コーデリアが自由に呼び出せるわけがなかった。
「ずいぶんと使い勝手が悪いんだな。いざという時に使えない力など、宝の持ちぐされだな」
「いざという時、ですか」
フランソワの言い分に、コーデリアは思い当たることがあった。
確かめるべく、一歩踏み込むことにする。
「いざという時、というのはこういった、嫌がらせにあった時のことでしょうか?」
「……なんだと?」
フランソワの眉が跳ね上がった。
「おい、それはどういうことだ?」
「言葉通りの意味です。先ほど吹いた風、不自然でした。魔術で生み出された風でしょう?」
「………」
フランソワが、眉間を険しくして黙り込んだ。
(フランソワ様は確か、風属性の魔術師よね?)
ちょうど数日前、頭に詰め込んだばかりの情報だ。
エルトリア王国の貴族は、約3割ほどが魔術を使用可能だ。家格の高い上位貴族であるほど魔術師の割合は高く、公爵家の人間であるフランソワも、当然のように魔術師だった。
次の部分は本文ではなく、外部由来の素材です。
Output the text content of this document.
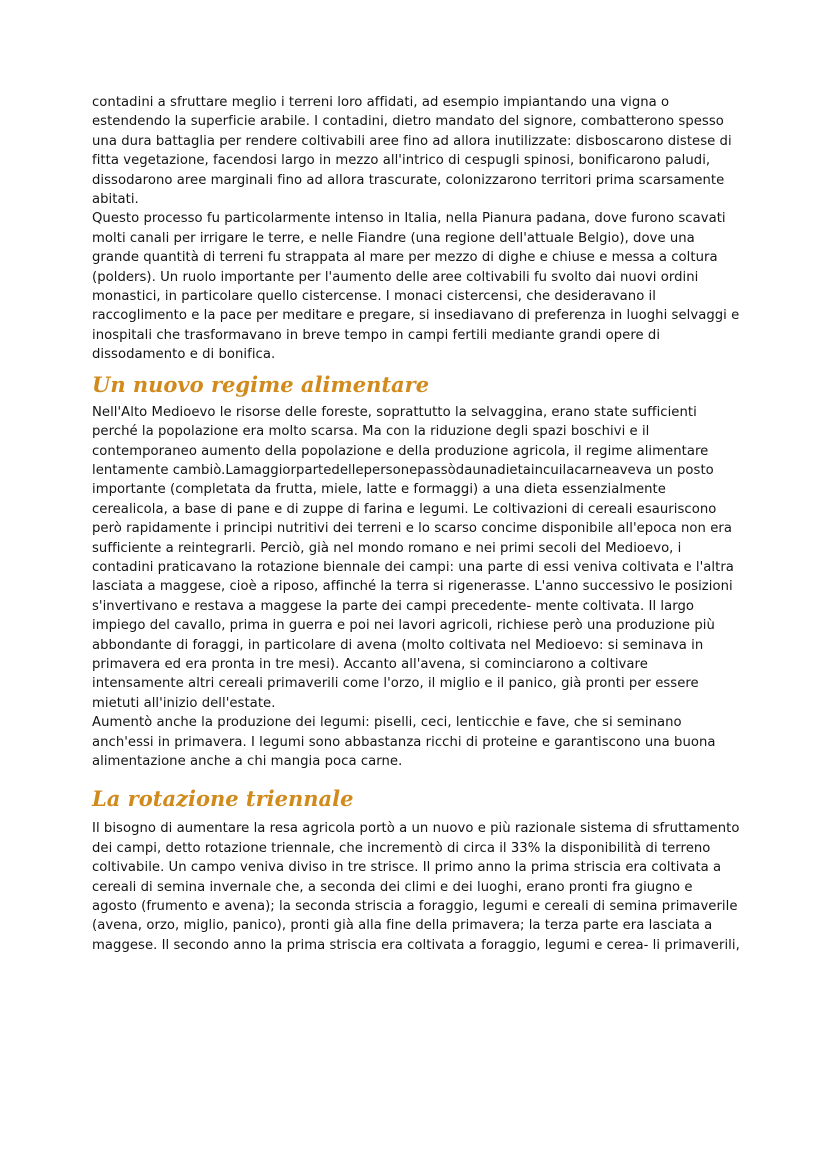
contadini a sfruttare meglio i terreni loro affidati, ad esempio impiantando una vigna o estendendo la superficie arabile. I contadini, dietro mandato del signore, combatterono spesso una dura battaglia per rendere coltivabili aree fino ad allora inutilizzate: disboscarono distese di fitta vegetazione, facendosi largo in mezzo all'intrico di cespugli spinosi, bonificarono paludi, dissodarono aree marginali fino ad allora trascurate, colonizzarono territori prima scarsamente abitati.

Questo processo fu particolarmente intenso in Italia, nella Pianura padana, dove furono scavati molti canali per irrigare le terre, e nelle Fiandre (una regione dell'attuale Belgio), dove una grande quantità di terreni fu strappata al mare per mezzo di dighe e chiuse e messa a coltura (polders). Un ruolo importante per l'aumento delle aree coltivabili fu svolto dai nuovi ordini monastici, in particolare quello cistercense. I monaci cistercensi, che desideravano il raccoglimento e la pace per meditare e pregare, si insediavano di preferenza in luoghi selvaggi e inospitali che trasformavano in breve tempo in campi fertili mediante grandi opere di dissodamento e di bonifica.

Un nuovo regime alimentare

Nell'Alto Medioevo le risorse delle foreste, soprattutto la selvaggina, erano state sufficienti perché la popolazione era molto scarsa. Ma con la riduzione degli spazi boschivi e il contemporaneo aumento della popolazione e della produzione agricola, il regime alimentare lentamente cambiò.Lamaggiorpartedellepersonepassòdaunadietaincuilacarneaveva un posto importante (completata da frutta, miele, latte e formaggi) a una dieta essenzialmente cerealicola, a base di pane e di zuppe di farina e legumi. Le coltivazioni di cereali esauriscono però rapidamente i principi nutritivi dei terreni e lo scarso concime disponibile all'epoca non era sufficiente a reintegrarli. Perciò, già nel mondo romano e nei primi secoli del Medioevo, i contadini praticavano la rotazione biennale dei campi: una parte di essi veniva coltivata e l'altra lasciata a maggese, cioè a riposo, affinché la terra si rigenerasse. L'anno successivo le posizioni s'invertivano e restava a maggese la parte dei campi precedente- mente coltivata. Il largo impiego del cavallo, prima in guerra e poi nei lavori agricoli, richiese però una produzione più abbondante di foraggi, in particolare di avena (molto coltivata nel Medioevo: si seminava in primavera ed era pronta in tre mesi). Accanto all'avena, si cominciarono a coltivare intensamente altri cereali primaverili come l'orzo, il miglio e il panico, già pronti per essere mietuti all'inizio dell'estate.

Aumentò anche la produzione dei legumi: piselli, ceci, lenticchie e fave, che si seminano anch'essi in primavera. I legumi sono abbastanza ricchi di proteine e garantiscono una buona alimentazione anche a chi mangia poca carne.

La rotazione triennale

Il bisogno di aumentare la resa agricola portò a un nuovo e più razionale sistema di sfruttamento dei campi, detto rotazione triennale, che incrementò di circa il 33% la disponibilità di terreno coltivabile. Un campo veniva diviso in tre strisce. Il primo anno la prima striscia era coltivata a cereali di semina invernale che, a seconda dei climi e dei luoghi, erano pronti fra giugno e agosto (frumento e avena); la seconda striscia a foraggio, legumi e cereali di semina primaverile (avena, orzo, miglio, panico), pronti già alla fine della primavera; la terza parte era lasciata a maggese. Il secondo anno la prima striscia era coltivata a foraggio, legumi e cerea- li primaverili,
「エルトリアの方はご存知ないかもしれませんが、この季節の王都は、気候がとても穏やかです。今日は雲の流れも遅いですし、滅多に強い風は吹きませんわ」
「それくらいは知っている。僕はもう一年以上、この国に住んでいるからな」
馬鹿にされたと感じたのか、フランソワが反論してきた。
「それに僕は、風を操る偉大な魔術師だ。そんな僕に風について説明するなんて、恥ずかしいと思わないのかい? 自然の風かそうじゃないかくらい、僕なら簡単にわかるさ」
「では、先ほどの風は不自然なものだったと、あなたもそう思いますか?」
「……さあな」
ぷいとフランソワが視線をそむけると、おかっぱが肩の上で揺れた。
不機嫌さを表すように、つま先でとんとんと地面を叩いている。
「どっちにしろ、たいした問題にはならないだろう? どこかの誰かが、ちょっと風の魔術を使った。その風が運悪くそれて、あなたのヴェールが風に舞った。それだけじゃないか」
「ヴェールが地面に落ち、汚れていたかもしれません」
「僕のおかげで、そうはならなかったじゃないか。それとももしかして、僕が犯人だと疑っているのか?」
馬鹿馬鹿しい、と。
フランソワは大仰な身振りで頭を振った。
(何が、『僕のおかげ』よ。そもそも風はそちらの仕業でしょう?)
明らかにコーデリアはなめられていた。
魔術というのは、使用現場を押さえなければ証明が難しい。
腹立ちを押さえながら、フランソワへと手を伸ばす。
「そちらの言い分はわかりました。歓迎式典の開始時刻も迫っていますし、犯人探しについては、また後に回します。なのでとりあえず、そのヴェールを渡していただけませんか?」
「断る」
「……どういうことでしょうか?」
「うっかり、またヴェールが風に飛ばされたら大変だろう? 式典会場につくまで、僕がしっかり持っていてやろう」
「ご心配なく。返してください」
繰り返し催促するも、フランソワはヴェールを返さなかった。
(……嫌がらせ? それにしては稚拙な……)
フランソワは、ひょいとヴェールを頭上に持ち上げている。
男性としては小柄だが、それでもコーデリアや、侍女たちよりは背が高い。
簡単には手が届かず、ヴェールが空しく揺れるばかりだ。
(どうするべき? あまりことを荒立てたくないけど……)
コーデリアが決断を迷っていると、
「そこで何をしている?」
誰何の声が聞こえる。
赤い服をまとった男性が、こちらへと歩いてきた。